Anyone in line at 7 p.m. will still be able to vote, even if it means the polling locations have to stay open a few extra hours. However, this could mean a delay in reporting the election results from some precincts.
Original story: Polls close across Texas at 7 p.m., and lines at several voting locations around Central Texas are already hours long, according to county officials.
Travis County’s online wait time map uses red, yellow and green pins to designate wait times. The majority of polling places around Central Austin are red, meaning a wait time of greater than 20 minutes. Viewers can click on individual pins to get specific wait times for that location.

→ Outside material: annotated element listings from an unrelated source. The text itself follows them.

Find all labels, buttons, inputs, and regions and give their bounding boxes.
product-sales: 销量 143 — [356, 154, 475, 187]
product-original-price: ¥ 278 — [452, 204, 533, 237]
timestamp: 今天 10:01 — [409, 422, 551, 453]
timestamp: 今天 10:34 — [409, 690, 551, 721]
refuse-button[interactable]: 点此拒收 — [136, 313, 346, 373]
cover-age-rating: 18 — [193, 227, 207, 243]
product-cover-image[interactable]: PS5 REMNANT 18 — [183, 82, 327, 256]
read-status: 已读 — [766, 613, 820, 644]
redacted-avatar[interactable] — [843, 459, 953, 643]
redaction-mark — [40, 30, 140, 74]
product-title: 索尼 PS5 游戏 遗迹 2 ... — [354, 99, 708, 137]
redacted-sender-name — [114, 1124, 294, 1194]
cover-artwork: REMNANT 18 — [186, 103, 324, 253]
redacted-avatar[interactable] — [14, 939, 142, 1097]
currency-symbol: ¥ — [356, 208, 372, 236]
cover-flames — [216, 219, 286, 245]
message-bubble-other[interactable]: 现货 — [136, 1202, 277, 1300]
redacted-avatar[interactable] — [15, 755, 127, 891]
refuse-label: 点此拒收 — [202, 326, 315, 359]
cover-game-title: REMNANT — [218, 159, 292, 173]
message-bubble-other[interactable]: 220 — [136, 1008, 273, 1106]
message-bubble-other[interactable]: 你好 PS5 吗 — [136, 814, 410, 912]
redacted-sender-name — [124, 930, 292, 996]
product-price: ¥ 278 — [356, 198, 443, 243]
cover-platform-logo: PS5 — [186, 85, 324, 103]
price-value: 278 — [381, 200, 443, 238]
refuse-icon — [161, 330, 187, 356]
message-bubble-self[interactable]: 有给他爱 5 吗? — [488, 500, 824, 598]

Voters can expect 30-plus minute wait at most locations throughout Austin, with shorter wait times on the outskirts of Travis County. On The University of Texas at Austin campus, the polling location at the Perry-Castaneda Library is currently two hours long. But, 10 blocks south, the line at the Sam Houston Building is just 15 minutes, according to the online map.
Williamson County’s online map indicates most wait times are 15 minutes or less, but a few places including a Randalls in Georgetown and another in Round Rock, as well as Hutto City Hall, all have wait times surpassing 45 minutes.
Despite the long waits, which could get worse as people get off work, anyone who is in line by 7 p.m. will still be allowed to vote.
Guadalupe, Hays and Comal counties do not have wait times for their polling locations listed online.